The Oregon Democrat touted the tax-credit bond proposal at a tax-reform panel discussion at Johns Hopkins University. Last week, Wyden and Sen. Dan Coats, R-Ind., introduced tax-reform legislation that would eliminate tax-exempt interest for new state and local debt in favor of tax-credit bonds. The bill also would eliminate advance refundings for governments and nonprofit organizations. It also would eliminate the alternative minimum tax and establish three, instead of six, income tax rates at 15%, 25% and 35%, for individuals.
Studies have shown that municipal bonds “disproportionately … shelter those who are most affluent,” Wyden said, adding that a tax-credit bond proposal would be more inclusive, and would engage all taxpayers, not just wealthy earners in the highest brackets. More investors will be interested in buying state and local debt with a tax-credit bond system, he said.
Wyden’s move to tax-credit bonds has been criticized by market participants because the current market for such securities is thin and has inefficiencies of its own. For instance, tax-credit bond issuers often have to add a supplemental coupon to the tax credit to sell the bonds to investors.

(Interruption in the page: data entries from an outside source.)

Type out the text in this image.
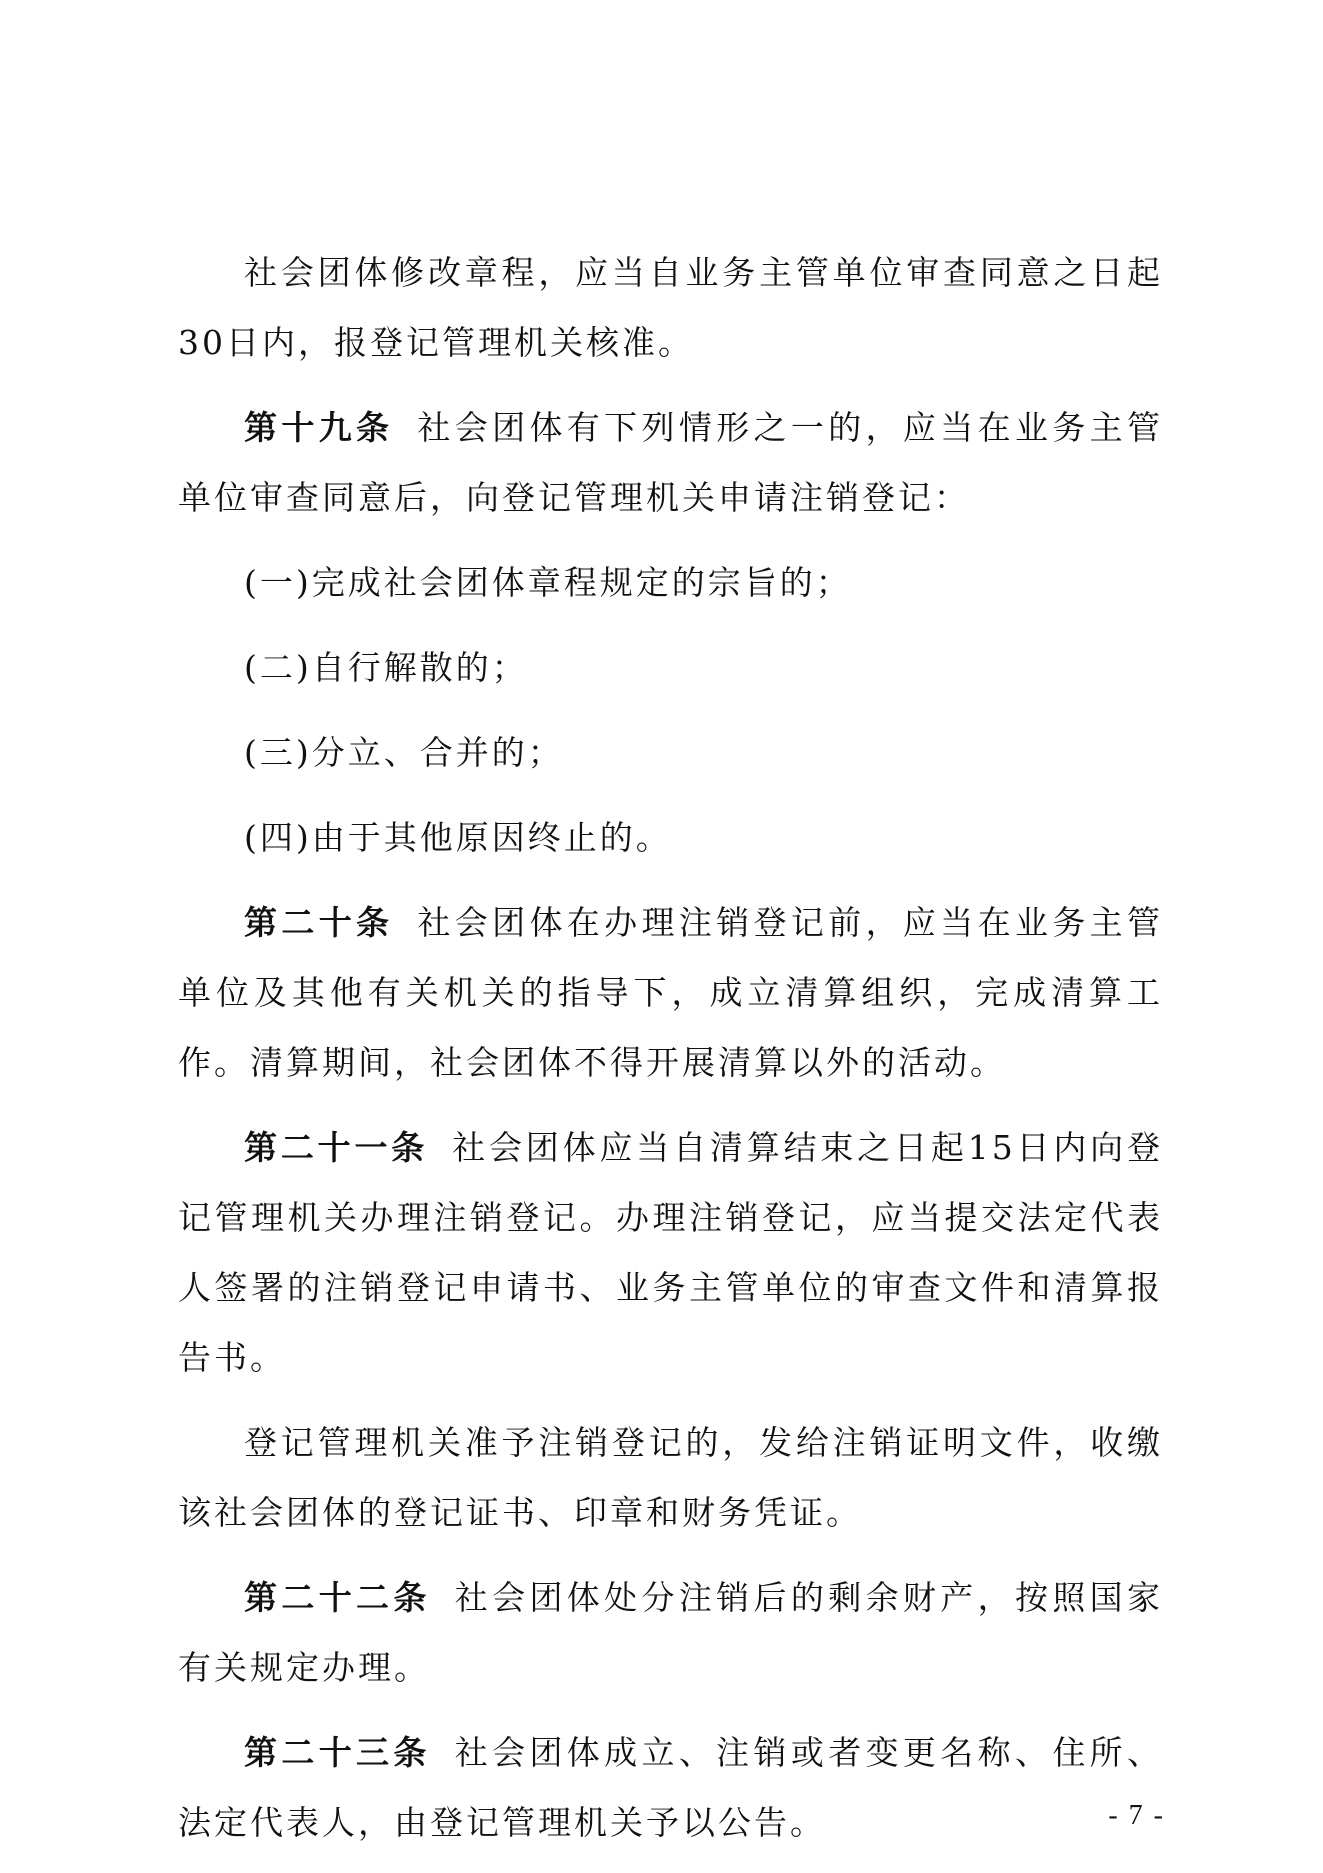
社会团体修改章程，应当自业务主管单位审查同意之日起30日内，报登记管理机关核准。

第十九条 社会团体有下列情形之一的，应当在业务主管单位审查同意后，向登记管理机关申请注销登记：

(一)完成社会团体章程规定的宗旨的；

(二)自行解散的；

(三)分立、合并的；

(四)由于其他原因终止的。

第二十条 社会团体在办理注销登记前，应当在业务主管单位及其他有关机关的指导下，成立清算组织，完成清算工作。清算期间，社会团体不得开展清算以外的活动。

第二十一条 社会团体应当自清算结束之日起15日内向登记管理机关办理注销登记。办理注销登记，应当提交法定代表人签署的注销登记申请书、业务主管单位的审查文件和清算报告书。

登记管理机关准予注销登记的，发给注销证明文件，收缴该社会团体的登记证书、印章和财务凭证。

第二十二条 社会团体处分注销后的剩余财产，按照国家有关规定办理。

第二十三条 社会团体成立、注销或者变更名称、住所、法定代表人，由登记管理机关予以公告。	- 7 -
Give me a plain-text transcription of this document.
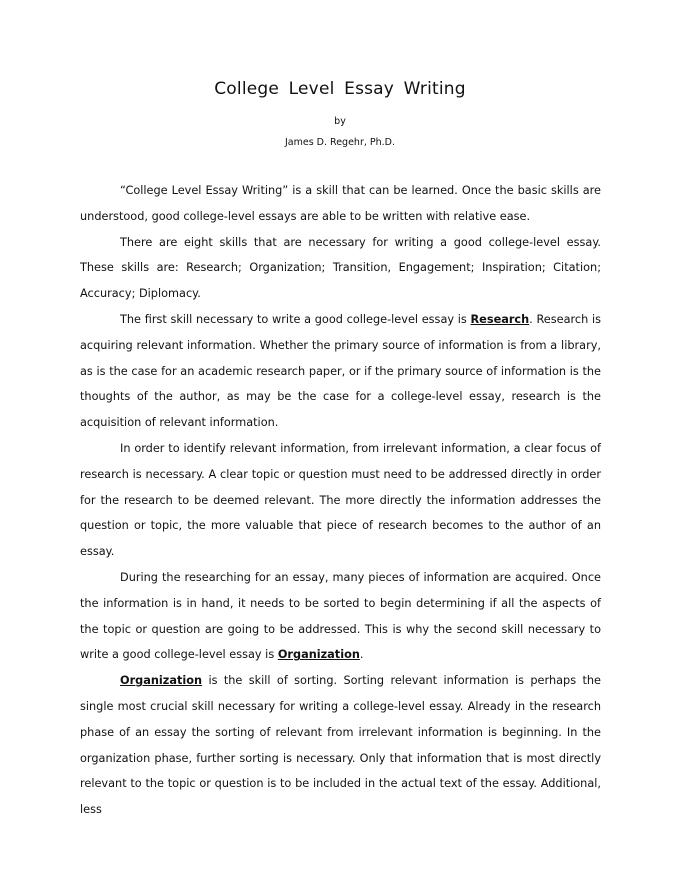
College Level Essay Writing

by

James D. Regehr, Ph.D.

“College Level Essay Writing” is a skill that can be learned. Once the basic skills are understood, good college-level essays are able to be written with relative ease.

There are eight skills that are necessary for writing a good college-level essay. These skills are: Research; Organization; Transition, Engagement; Inspiration; Citation; Accuracy; Diplomacy.

The first skill necessary to write a good college-level essay is Research. Research is acquiring relevant information. Whether the primary source of information is from a library, as is the case for an academic research paper, or if the primary source of information is the thoughts of the author, as may be the case for a college-level essay, research is the acquisition of relevant information.

In order to identify relevant information, from irrelevant information, a clear focus of research is necessary. A clear topic or question must need to be addressed directly in order for the research to be deemed relevant. The more directly the information addresses the question or topic, the more valuable that piece of research becomes to the author of an essay.

During the researching for an essay, many pieces of information are acquired. Once the information is in hand, it needs to be sorted to begin determining if all the aspects of the topic or question are going to be addressed. This is why the second skill necessary to write a good college-level essay is Organization.

Organization is the skill of sorting. Sorting relevant information is perhaps the single most crucial skill necessary for writing a college-level essay. Already in the research phase of an essay the sorting of relevant from irrelevant information is beginning. In the organization phase, further sorting is necessary. Only that information that is most directly relevant to the topic or question is to be included in the actual text of the essay. Additional, less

When asked if his proposed tax-credit bond proposal would catch on with investors, Wyden pointed to the success of the Build America Bond program.
“With Build America Bonds, we saw enormous success,” he said. BABs are “a perfect example” for the tax-credit bond proposal, he said.

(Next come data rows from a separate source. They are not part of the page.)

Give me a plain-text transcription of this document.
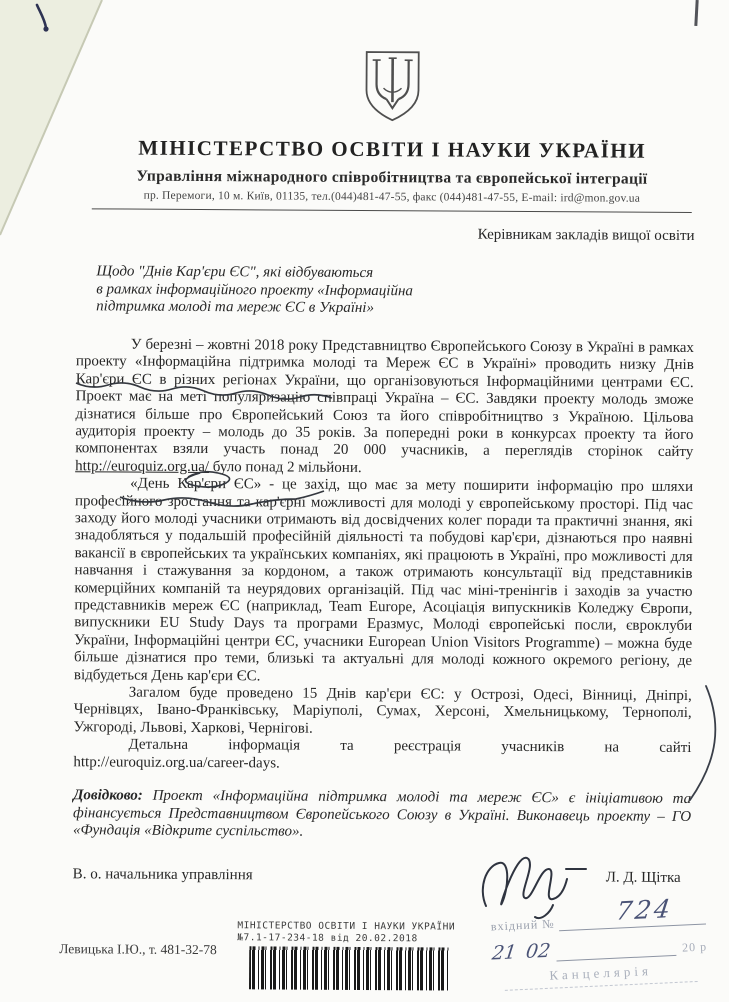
МІНІСТЕРСТВО ОСВІТИ І НАУКИ УКРАЇНИ
Управління міжнародного співробітництва та європейської інтеграції
пр. Перемоги, 10 м. Київ, 01135, тел.(044)481-47-55, факс (044)481-47-55, E-mail: ird@mon.gov.ua
Керівникам закладів вищої освіти
Щодо "Днів Кар'єри ЄС", які відбуваються
в рамках інформаційного проекту «Інформаційна
підтримка молоді та мереж ЄС в Україні»

У березні – жовтні 2018 року Представництво Європейського Союзу в Україні в рамках проекту «Інформаційна підтримка молоді та Мереж ЄС в Україні» проводить низку Днів Кар'єри ЄС в різних регіонах України, що організовуються Інформаційними центрами ЄС. Проект має на меті популяризацію співпраці Україна – ЄС. Завдяки проекту молодь зможе дізнатися більше про Європейський Союз та його співробітництво з Україною. Цільова аудиторія проекту – молодь до 35 років. За попередні роки в конкурсах проекту та його компонентах взяли участь понад 20 000 учасників, а переглядів сторінок сайту http://euroquiz.org.ua/ було понад 2 мільйони.

«День Кар'єри ЄС» - це захід, що має за мету поширити інформацію про шляхи професійного зростання та кар'єрні можливості для молоді у європейському просторі. Під час заходу його молоді учасники отримають від досвідчених колег поради та практичні знання, які знадобляться у подальшій професійній діяльності та побудові кар'єри, дізнаються про наявні вакансії в європейських та українських компаніях, які працюють в Україні, про можливості для навчання і стажування за кордоном, а також отримають консультації від представників комерційних компаній та неурядових організацій. Під час міні-тренінгів і заходів за участю представників мереж ЄС (наприклад, Team Europe, Асоціація випускників Коледжу Європи, випускники EU Study Days та програми Еразмус, Молоді європейські посли, євроклуби України, Інформаційні центри ЄС, учасники European Union Visitors Programme) – можна буде більше дізнатися про теми, близькі та актуальні для молоді кожного окремого регіону, де відбудеться День кар'єри ЄС.

Загалом буде проведено 15 Днів кар'єри ЄС: у Острозі, Одесі, Вінниці, Дніпрі, Чернівцях, Івано-Франківську, Маріуполі, Сумах, Херсоні, Хмельницькому, Тернополі, Ужгороді, Львові, Харкові, Чернігові.

Детальна інформація та реєстрація учасників на сайті
http://euroquiz.org.ua/career-days.

Довідково: Проект «Інформаційна підтримка молоді та мереж ЄС» є ініціативою та фінансується Представництвом Європейського Союзу в Україні. Виконавець проекту – ГО «Фундація «Відкрите суспільство».

В. о. начальника управління	Л. Д. Щітка
МІНІСТЕРСТВО ОСВІТИ І НАУКИ УКРАЇНИ
№7.1-17-234-18 від 20.02.2018
Левицька І.Ю., т. 481-32-78
вхідний № 724
21 02	20 р
Канцелярія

BABs offered issuers the option to issue either taxable, tax-credit bonds or direct-pay bonds under which the federal government would pay them a subsidy equal to 35% of interest costs, in lieu of providing investors with tax credits. During the two-year life of the BAB program, no issuer sold BABs with the tax-credit option.
The call to eliminate tax-exempt interest on state and local debt has gained momentum as part of a larger initiative for deficit reduction and tax reform. In December, President Obama’s National Commission on Fiscal Responsibility and Reform, headed by former Sen. Alan Simpson and Erskine Bowles, chief of staff in the Clinton administration, called for tax-exempt interest to be eliminated.
Before Wyden spoke, Paul Weinstein, one of the panelists who was a senior adviser on the president’s deficit commission, talked about a tax-reform plan that he co-authored and released Tuesday that would phase out tax-exempt interest on state and local debt.
The plan recommended tax-exempt interest on state and local debt be gradually phased out over five to 10 years. The plan’s other author, Marc Goldwein, policy director at the Committee for a Responsible Federal Budget, also served on the deficit commission as an associate director.
One of the other panelists, Alan Viard, a resident scholar at the American Enterprise Institute and formerly an economist at the Federal Reserve Bank of Dallas, said the phase-out of municipal tax-exempt interest is important because the current municipal bond system is inefficient.
Municipal bonds encourage “additional capital spending for state and local governments,” Viard said. Most of the tax-exemption subsidy “really is just a windfall gain to the highest tax bracket” earners, he said, adding that he favors a gradual phase out and that keeping the tax exemption for existing municipal bonds “is absolutely imperative.”